Patrick T. Gregory and Linda A. Gregory. 1998. Amphibians and Reptiles in Smith, I.M., and G.G.E. Scudder, eds. Assessment of species diversity in the Montane Cordillera Ecozone. Burlington: Ecological Monitoring and Assessment Network, 1998.

AMPHIBIANS AND REPTILES

Patrick T. Gregory and Linda A. Gregory

ECOLOGICAL CHALLENGES FACED BY NORTHERN AMPHIBIANS AND REPTILES

Despite the genealogical distance between them, amphibians and reptiles do share ancestral traits that influence their ecology and provide other, non-phylogenetic, reasons to consider them together. Perhaps the most important of these is that they are ectotherms. Ectotherms have a low metabolic rate because they do not generate significant amounts of body heat metabolically (a few very large reptiles are exceptions under some circumstances). Rather, they maintain an appropriate body temperature by behavioural means. This economy of metabolism means that ectotherms, in general, are more tolerant of shortages of essential resources (e.g. food and oxygen) than are endotherms, which need more food and a higher metabolic rate to maintain high body temperatures. On the other hand, ectotherms are able to regulate their body temperature over only fairly modest ranges of ambient conditions. Where it is very cold, amphibians and reptiles either will not occur, or they somehow must avoid exposure to winter weather. Identifying the specific habitat types used by amphibians and reptiles to survive the cold winter months is essential to the maintenance of their diversity.

Winter poses one of the greatest challenges to temperate-zone amphibians and reptiles, including those in the Montane Cordillera (Gregory, 1982; Pinder et al., 1992). Above-ground winter temperatures are simply too low for ectotherms to survive. Therefore, if amphibians and reptiles are to persist in a region with cold winters, they must evolve ways to avoid the coldest conditions. Amphibians and reptiles lack the ability of birds to migrate to warmer climes for the winter, although they often make relatively short-distance migrations between summer and winter habitats. Consequently, the only way for them to avoid the full force of winter is to hibernate in insulated microhabitats underground or underwater. Because sites that are suitable for hibernation may be limited, communal hibernation may occur; this has been best documented for snakes (Fig. 3), but occurs in other reptiles and in amphibians as well. Most of the species of amphibians and reptiles in the Montane Cordillera probably hibernate underground, either finding pre-existing cavities (e.g. snakes and lizards) or digging themselves into soft soil (e.g. toads). Some terrestrially hibernating frogs can survive extracellular freezing of up to 65% of their body water at modest subfreezing temperatures for relatively brief periods (Pinder et al., 1992). The best known example is the Wood Frog (Fig. 4), which is Canada’s most widely and most northerly distributed amphibian.
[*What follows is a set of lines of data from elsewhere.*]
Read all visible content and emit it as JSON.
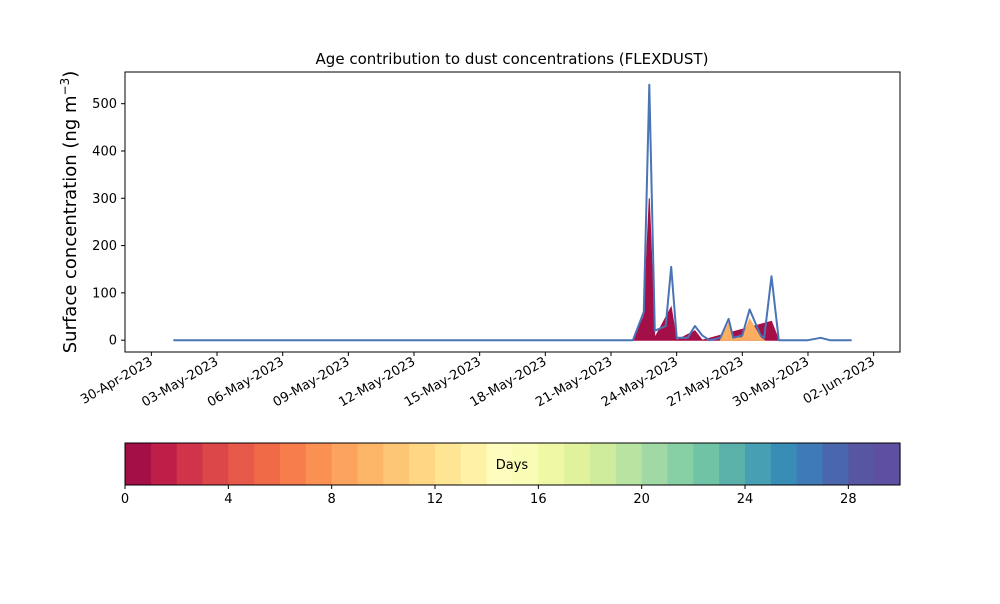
{
  "chart_data": {
    "type": "area",
    "title": "Age contribution to dust concentrations (FLEXDUST)",
    "ylabel": "Surface concentration (ng m",
    "ylabel_unit_exponent": "−3",
    "ylabel_close": ")",
    "xlabel": "",
    "x_range": [
      "2023-04-30",
      "2023-06-02"
    ],
    "ylim": [
      -25,
      567
    ],
    "x_ticks": [
      "30-Apr-2023",
      "03-May-2023",
      "06-May-2023",
      "09-May-2023",
      "12-May-2023",
      "15-May-2023",
      "18-May-2023",
      "21-May-2023",
      "24-May-2023",
      "27-May-2023",
      "30-May-2023",
      "02-Jun-2023"
    ],
    "y_ticks": [
      0,
      100,
      200,
      300,
      400,
      500
    ],
    "grid": false,
    "stacked": true,
    "total_series": {
      "name": "total",
      "color": "#4a74b5",
      "points": [
        [
          "2023-05-01",
          0
        ],
        [
          "2023-05-22",
          0
        ],
        [
          "2023-05-22 12:00",
          60
        ],
        [
          "2023-05-22 18:00",
          540
        ],
        [
          "2023-05-23 00:00",
          20
        ],
        [
          "2023-05-23 12:00",
          30
        ],
        [
          "2023-05-23 18:00",
          155
        ],
        [
          "2023-05-24 00:00",
          5
        ],
        [
          "2023-05-24 12:00",
          5
        ],
        [
          "2023-05-24 20:00",
          30
        ],
        [
          "2023-05-25 04:00",
          10
        ],
        [
          "2023-05-25 12:00",
          0
        ],
        [
          "2023-05-26 00:00",
          5
        ],
        [
          "2023-05-26 09:00",
          45
        ],
        [
          "2023-05-26 14:00",
          5
        ],
        [
          "2023-05-27 00:00",
          10
        ],
        [
          "2023-05-27 08:00",
          65
        ],
        [
          "2023-05-27 20:00",
          10
        ],
        [
          "2023-05-28 00:00",
          5
        ],
        [
          "2023-05-28 08:00",
          135
        ],
        [
          "2023-05-28 16:00",
          0
        ],
        [
          "2023-05-30 00:00",
          0
        ],
        [
          "2023-05-30 14:00",
          5
        ],
        [
          "2023-05-31 00:00",
          0
        ],
        [
          "2023-06-01",
          0
        ]
      ]
    },
    "age_bands": [
      {
        "name": "0-1 days",
        "color": "#a50f47",
        "points": [
          [
            "2023-05-22",
            0
          ],
          [
            "2023-05-22 12:00",
            50
          ],
          [
            "2023-05-22 18:00",
            300
          ],
          [
            "2023-05-23 00:00",
            5
          ],
          [
            "2023-05-23 18:00",
            70
          ],
          [
            "2023-05-24 00:00",
            0
          ],
          [
            "2023-05-24 20:00",
            20
          ],
          [
            "2023-05-25 04:00",
            0
          ],
          [
            "2023-05-28 08:00",
            40
          ],
          [
            "2023-05-28 16:00",
            0
          ]
        ]
      },
      {
        "name": "8-14 days",
        "color": "#fdae61",
        "points": [
          [
            "2023-05-26 00:00",
            0
          ],
          [
            "2023-05-26 09:00",
            35
          ],
          [
            "2023-05-26 14:00",
            5
          ],
          [
            "2023-05-27 00:00",
            5
          ],
          [
            "2023-05-27 08:00",
            45
          ],
          [
            "2023-05-27 20:00",
            5
          ],
          [
            "2023-05-28 00:00",
            0
          ]
        ]
      }
    ]
  },
  "colorbar": {
    "label": "Days",
    "vmin": 0,
    "vmax": 30,
    "ticks": [
      0,
      4,
      8,
      12,
      16,
      20,
      24,
      28
    ],
    "colors": [
      "#a50f47",
      "#bd1f48",
      "#cf344b",
      "#dc474a",
      "#e75a49",
      "#f06a47",
      "#f77d4d",
      "#fa9153",
      "#fca35d",
      "#fdb567",
      "#fdc674",
      "#fed684",
      "#fee594",
      "#fff2a6",
      "#fefdbd",
      "#f9fcb5",
      "#eff8a4",
      "#e1f29c",
      "#cfeb9c",
      "#b9e3a0",
      "#a0d9a3",
      "#87cfa4",
      "#71c3a5",
      "#5ab1aa",
      "#469fb2",
      "#388db7",
      "#3e7ab5",
      "#4a67ad",
      "#5656a3",
      "#5e4fa2"
    ]
  }
}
Presumably, freeze-tolerant amphibians are able to hibernate in shallower sites than those that cannot tolerate freezing; however, little is known about actual hibernation sites chosen by these animals in the wild, so it is difficult to determine the ecological significance of freeze-tolerance. In contrast to terrestrial hibernators, some aquatic frogs and turtles avoid lethal temperatures in winter by hibernating under the ice in water, where they require either water currents to provide oxygen (e.g. Leopard Frog) or an ability to tolerate the high levels of lactic acid produced by anaerobic respiration (e.g. Painted Turtles, Fig. 5). In contrast to juvenile and adult Painted Turtles, hatchlings overwinter in the relatively shallow, terrestrial nest in which they hatched; survival in winter depends on their ability to tolerate freezing, like Wood Frogs, or to supercool to low temperatures and thus avoid freezing (Storey and Storey, 1996).

Okanagan Valley   Wood Frog   Painted Turtle

Northern climates can be a challenge not only in winter, but also in summer, which can be cool and short (Larsen and Gregory, 1988). For ectothermic animals such as reptiles with long embryonic developmental periods, summer thermal conditions might limit the ability to reproduce successfully. One apparent response to this in lizards and snakes has been the evolution of viviparity, which is especially well represented in species that occur in cool climates (Shine, 1985). For example, 6 of 11 species of lizards and snakes recorded in the Montane Cordillera are viviparous. Viviparity is thought to be advantageous in cool climates because the pregnant female, by regulating her body temperature, can provide the best possible thermal conditions for development of her offspring, allowing them to be born before the onset of winter. Egg-laying, or oviparous, species, on the other hand, leave their eggs much more to the mercy of the vagaries of the weather by depositing them in a nest in the ground, carefully selected as the nest site may be. Recent studies have shown that pregnant females of viviparous species are particularly careful thermoregulators, supporting this hypothesis. Additional support comes from distributional data. Within the Montane Cordillera, the only species whose ranges extend any significant distance north are viviparous; by contrast, most of our oviparous species are confined to the hottest parts of the extreme south.